About a decade ago, animal sightings began. Naturalists started to report signs of an apparently remarkable recovery in the ecology of the quarantined territory. They photographed the tracks of a brown bear and saw wolves and boars roaming the streets of the abandoned town of Pripyat.

 In 2002, a young eagle owl—one of only 100 thought to be living in all of Ukraine at the time—was seen dozing on an abandoned excavator near the sarcophagus. The following year, an endangered white-tailed eagle was captured and radio-tagged within 3 miles of the plant.
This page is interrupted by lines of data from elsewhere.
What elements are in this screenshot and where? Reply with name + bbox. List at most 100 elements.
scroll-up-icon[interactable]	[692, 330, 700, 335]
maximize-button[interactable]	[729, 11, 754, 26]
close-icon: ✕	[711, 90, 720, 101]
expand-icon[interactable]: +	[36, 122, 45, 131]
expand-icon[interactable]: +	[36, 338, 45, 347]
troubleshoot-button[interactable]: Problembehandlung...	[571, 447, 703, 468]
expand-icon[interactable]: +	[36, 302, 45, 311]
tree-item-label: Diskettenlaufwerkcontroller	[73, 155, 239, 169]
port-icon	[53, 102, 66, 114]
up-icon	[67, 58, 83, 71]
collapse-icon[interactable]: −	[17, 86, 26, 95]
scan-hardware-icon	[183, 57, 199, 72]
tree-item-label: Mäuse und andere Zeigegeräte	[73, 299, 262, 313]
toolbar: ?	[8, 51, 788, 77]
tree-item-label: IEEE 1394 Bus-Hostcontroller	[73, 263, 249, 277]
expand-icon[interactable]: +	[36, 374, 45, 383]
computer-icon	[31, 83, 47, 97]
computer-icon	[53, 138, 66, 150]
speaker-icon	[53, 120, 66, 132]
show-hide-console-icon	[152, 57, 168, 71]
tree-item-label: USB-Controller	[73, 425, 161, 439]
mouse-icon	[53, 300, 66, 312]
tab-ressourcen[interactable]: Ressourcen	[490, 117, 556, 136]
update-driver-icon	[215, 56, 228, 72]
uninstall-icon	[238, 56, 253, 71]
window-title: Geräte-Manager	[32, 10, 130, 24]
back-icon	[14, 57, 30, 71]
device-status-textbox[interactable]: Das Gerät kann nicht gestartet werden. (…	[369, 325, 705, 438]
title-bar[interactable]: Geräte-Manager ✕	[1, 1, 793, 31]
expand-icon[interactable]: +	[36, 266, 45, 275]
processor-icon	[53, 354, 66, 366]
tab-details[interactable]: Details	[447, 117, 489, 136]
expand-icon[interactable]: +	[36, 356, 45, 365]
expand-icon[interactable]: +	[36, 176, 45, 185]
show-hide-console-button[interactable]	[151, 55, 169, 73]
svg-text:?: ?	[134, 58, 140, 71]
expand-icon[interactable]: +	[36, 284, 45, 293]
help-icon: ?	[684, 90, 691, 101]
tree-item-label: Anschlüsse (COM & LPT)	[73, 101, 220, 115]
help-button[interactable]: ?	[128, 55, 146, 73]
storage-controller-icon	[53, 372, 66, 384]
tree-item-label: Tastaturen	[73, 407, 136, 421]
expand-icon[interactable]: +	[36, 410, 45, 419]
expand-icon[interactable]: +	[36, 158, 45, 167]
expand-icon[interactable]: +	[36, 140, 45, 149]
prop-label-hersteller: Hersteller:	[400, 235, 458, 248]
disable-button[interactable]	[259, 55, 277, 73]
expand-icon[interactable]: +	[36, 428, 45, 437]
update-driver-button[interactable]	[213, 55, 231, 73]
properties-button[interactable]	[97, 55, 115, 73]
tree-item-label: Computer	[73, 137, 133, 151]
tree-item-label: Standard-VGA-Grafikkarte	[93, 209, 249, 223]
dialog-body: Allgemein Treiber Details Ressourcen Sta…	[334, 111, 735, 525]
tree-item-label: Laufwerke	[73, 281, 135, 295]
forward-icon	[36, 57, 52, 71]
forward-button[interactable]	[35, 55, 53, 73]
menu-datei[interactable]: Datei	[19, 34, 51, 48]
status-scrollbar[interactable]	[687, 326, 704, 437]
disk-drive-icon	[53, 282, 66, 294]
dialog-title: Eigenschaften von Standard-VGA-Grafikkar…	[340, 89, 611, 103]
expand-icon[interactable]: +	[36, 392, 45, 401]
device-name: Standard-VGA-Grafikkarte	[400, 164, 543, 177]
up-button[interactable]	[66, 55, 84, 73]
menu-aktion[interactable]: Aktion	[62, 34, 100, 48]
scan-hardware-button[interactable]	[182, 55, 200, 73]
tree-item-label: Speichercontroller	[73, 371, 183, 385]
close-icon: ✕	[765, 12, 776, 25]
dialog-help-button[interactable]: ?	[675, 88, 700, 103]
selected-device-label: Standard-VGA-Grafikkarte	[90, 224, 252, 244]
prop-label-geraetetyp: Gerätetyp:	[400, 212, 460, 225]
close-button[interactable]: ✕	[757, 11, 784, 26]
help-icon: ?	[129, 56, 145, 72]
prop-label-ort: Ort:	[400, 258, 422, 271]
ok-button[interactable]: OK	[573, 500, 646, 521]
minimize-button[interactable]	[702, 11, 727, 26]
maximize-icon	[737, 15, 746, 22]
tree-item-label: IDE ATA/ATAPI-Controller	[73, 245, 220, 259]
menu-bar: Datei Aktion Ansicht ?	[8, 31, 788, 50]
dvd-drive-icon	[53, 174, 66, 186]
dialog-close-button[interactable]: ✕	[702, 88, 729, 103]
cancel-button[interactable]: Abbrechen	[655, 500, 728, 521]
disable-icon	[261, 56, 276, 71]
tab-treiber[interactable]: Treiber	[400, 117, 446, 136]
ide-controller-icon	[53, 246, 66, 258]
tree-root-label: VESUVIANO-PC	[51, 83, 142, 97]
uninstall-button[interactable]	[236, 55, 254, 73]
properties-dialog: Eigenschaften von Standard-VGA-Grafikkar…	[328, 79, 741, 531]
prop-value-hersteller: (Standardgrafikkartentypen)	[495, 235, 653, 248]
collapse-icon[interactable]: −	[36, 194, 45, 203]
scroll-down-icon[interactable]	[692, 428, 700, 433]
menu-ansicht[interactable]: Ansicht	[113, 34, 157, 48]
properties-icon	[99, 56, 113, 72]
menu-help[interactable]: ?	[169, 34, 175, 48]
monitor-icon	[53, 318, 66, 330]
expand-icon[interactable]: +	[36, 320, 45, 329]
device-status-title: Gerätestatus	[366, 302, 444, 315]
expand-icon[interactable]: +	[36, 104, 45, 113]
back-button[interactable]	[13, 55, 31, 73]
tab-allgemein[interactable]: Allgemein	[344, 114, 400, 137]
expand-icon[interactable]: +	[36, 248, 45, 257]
It seemed the disaster that had banished industry, agriculture, pesticides, cars, and hunting from Chernobyl had inadvertently created a sprawling wildlife park.

A 2006 report by the Chernobyl Forum an international panel of 100 experts assembled by the UN, the World Health Organization, and the International Atomic Energy Agency, lent scientific weight to the evolving notion that the Exclusion Zone was turning into a haven for wildlife. 

The report, based on environmental, socioeconomic, and human health research, explained that levels of radioactivity in the zone had declined several hundredfolds and took an optimistic view of the disaster's aftermath, both for human beings and animals. Rather, the size and diversity of the animal population had actually expanded in the absence of people. "The Exclusion Zone," the authors concluded, "has paradoxically become a unique sanctuary for biodiversity."